O Tribunal da Relação do Porto mandou repetir o julgamento do processo por burla na obtenção de créditos que terá lesado o Banco Montepio em 2,8 milhões de euros, num esquema que envolveu a dependência de Santa Maria da Feira. Considera que a prova produzida não foi cabalmente fundamentada para condenar os arguidos nos crimes de burla e houve vícios insanáveis".
Corpo do artigo
Os juízes da Relação do Porto decidiram por unanimidade "determinar o reenvio do processo para novo julgamento (...) relativo à totalidade do seu objeto" depois de detetarem "vícios insanáveis de contradição insanável na fundamentação da decisão e de insuficiência para a decisão da matéria de facto provada".

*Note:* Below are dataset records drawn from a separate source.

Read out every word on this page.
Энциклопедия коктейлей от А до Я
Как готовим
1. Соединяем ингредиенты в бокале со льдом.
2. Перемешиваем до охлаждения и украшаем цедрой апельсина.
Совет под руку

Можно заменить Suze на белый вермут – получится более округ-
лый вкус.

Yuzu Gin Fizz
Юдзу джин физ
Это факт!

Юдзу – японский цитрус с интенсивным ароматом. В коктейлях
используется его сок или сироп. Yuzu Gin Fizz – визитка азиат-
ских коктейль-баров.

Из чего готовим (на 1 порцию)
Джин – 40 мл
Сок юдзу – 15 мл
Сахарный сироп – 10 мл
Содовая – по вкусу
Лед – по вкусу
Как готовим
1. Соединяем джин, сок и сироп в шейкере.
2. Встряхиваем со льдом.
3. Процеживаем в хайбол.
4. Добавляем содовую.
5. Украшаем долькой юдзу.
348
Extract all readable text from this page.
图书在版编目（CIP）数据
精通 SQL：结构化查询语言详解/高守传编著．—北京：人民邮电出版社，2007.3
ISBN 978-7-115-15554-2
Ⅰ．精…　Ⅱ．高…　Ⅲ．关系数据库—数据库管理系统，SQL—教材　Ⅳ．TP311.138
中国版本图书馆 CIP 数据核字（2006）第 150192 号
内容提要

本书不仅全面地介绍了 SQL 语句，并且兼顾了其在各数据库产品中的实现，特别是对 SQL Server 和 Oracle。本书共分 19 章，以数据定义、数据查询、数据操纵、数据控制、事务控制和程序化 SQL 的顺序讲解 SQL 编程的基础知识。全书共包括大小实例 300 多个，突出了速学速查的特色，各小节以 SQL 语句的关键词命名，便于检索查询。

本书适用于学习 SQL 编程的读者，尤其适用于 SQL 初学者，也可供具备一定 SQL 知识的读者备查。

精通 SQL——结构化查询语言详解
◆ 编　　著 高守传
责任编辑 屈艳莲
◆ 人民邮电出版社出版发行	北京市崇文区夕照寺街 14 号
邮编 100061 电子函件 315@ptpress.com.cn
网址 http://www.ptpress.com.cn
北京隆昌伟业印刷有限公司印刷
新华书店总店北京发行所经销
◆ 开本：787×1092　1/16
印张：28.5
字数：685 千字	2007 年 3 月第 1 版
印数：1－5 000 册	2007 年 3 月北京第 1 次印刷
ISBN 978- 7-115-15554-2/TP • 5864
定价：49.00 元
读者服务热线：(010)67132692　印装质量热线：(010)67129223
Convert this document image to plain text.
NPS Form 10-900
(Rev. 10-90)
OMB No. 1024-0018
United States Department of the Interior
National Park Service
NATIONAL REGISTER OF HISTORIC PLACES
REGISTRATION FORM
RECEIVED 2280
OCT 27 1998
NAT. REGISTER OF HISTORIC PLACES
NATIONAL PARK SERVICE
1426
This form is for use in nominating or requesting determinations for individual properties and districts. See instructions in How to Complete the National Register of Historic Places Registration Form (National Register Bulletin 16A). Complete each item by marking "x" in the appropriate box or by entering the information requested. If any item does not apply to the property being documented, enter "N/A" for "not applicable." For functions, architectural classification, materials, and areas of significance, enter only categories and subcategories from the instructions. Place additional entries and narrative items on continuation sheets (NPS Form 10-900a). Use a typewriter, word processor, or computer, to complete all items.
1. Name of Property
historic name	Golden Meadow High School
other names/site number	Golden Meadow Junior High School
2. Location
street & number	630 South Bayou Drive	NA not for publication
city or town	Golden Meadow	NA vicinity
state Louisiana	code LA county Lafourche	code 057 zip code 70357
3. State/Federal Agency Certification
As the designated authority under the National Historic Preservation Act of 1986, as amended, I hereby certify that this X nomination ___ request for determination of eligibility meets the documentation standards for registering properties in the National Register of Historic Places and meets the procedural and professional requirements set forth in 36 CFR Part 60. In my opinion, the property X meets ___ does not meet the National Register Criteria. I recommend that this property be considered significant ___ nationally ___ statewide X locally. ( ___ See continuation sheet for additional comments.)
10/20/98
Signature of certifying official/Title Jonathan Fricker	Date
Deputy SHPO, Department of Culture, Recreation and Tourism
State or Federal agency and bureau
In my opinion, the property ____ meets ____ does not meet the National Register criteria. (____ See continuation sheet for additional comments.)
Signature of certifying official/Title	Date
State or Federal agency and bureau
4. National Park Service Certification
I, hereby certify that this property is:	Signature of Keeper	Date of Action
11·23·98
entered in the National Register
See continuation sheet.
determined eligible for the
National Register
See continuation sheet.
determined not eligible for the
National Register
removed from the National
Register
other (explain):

Quatro arguidos, com idades entre 44 e 68 anos, tinham sido condenados, a 10 de setembro de 2019, pelo Tribunal da Feira, a penas entre seis e 12 anos de prisão, sendo dado como provado que estiveram envolvidos num esquema fraudulento de concessão de créditos a particulares e empresas que não vieram a ser pagos, apropriando-se de cerca de 1,1 milhões de euros.
Grande parte dos empréstimos foi concedida a "empresas na hora" que os arguidos credibilizaram e justificaram através de documentação falsa, sendo que a maioria destas empresas não registou qualquer atividade económica. De acordo com o processo, o dinheiro dos empréstimos era depois creditado nas contas destas empresas e uma parte considerável do mesmo era transferida para contas bancárias dos arguidos ou de familiares.
Contudo, os arguidos recorreram deste acórdão e, a 24 de setembro de 2020, a Relação colocou em causa despachos proferidos pelo juiz-presidente durante o julgamento, porque os mesmos eram "da competência do tribunal coletivo e, por isso, deveriam ter sido decididos por meio de deliberação". Foram anulados e o processo enviado para o Tribunal da Feira para novos despachos.
Contudo, foram mantidas as condenações dos arguidos que, mais uma vez, recorreram para a Relação. Na decisão desta quarta-feira os juízes desembargadores mandam repetir todo o julgamento que se tinha iniciado em março de 2018, durou cerca de ano e meio e contou com mais de 100 testemunhas.
Ao longo das três centenas de páginas, a Relação reforça que o Tribunal da Feira deu como provado que os arguidos agiram em coautoria material, sob a forma consumada e com dolo direto, relativamente a todos os crimes de burla qualificada. "Porém, na concretização de todas as situações que consubstanciaram tais crimes, o tribunal: a) não concretizou, factualmente, o ardil b) não concretizou qual foi a participação concreta de todos os arguidos nas "situações" provadas (...)".
"A decisão da matéria de facto vertida na decisão recorrida é tudo menos clara, sendo ainda manifestamente contraditória e apresentando insuficiências - conforme atrás concretizado - que integram, respetivamente, os vícios de contradição insanável na fundamentação da decisão e de insuficiência para a decisão da matéria de facto provada", refere ainda o acórdão da Relação.
Ao JN, Mota Pinto, advogado de um dos arguidos, confirmou ter já sido notificado do acórdão. "Efetivamente o julgamento vai ter que ser todo repetido, em virtude da decisão da Relação ao considerar que há uma contradição insanável entre a matéria dada como provada e a fundamentação da decisão", explicou.
Arguidos com cadastro
Entre os quatro arguidos está um antigo gerente do balcão da Feira do Montepio, condenado a 12 anos de prisão por 36 crimes de burla qualificada e um de branqueamento de capitais. Encontra-se a residir no Brasil e foi ainda condenado a pagar 2,8 milhões de euros ao Montepio e 1,1 milhões de euros ao Estado, com os restantes acusados.
Outro dos arguidos é um comerciante dos ramos automóvel e imobiliário que terá sido o principal beneficiário do dinheiro recebido. Foi condenado a dez anos de prisão por 20 crimes de burla qualificada e um de branqueamento, além de uma multa por detenção de armas proibidas.
Os quatro arguidos também estavam acusados de associação criminosa, mas foram absolvidos deste crime.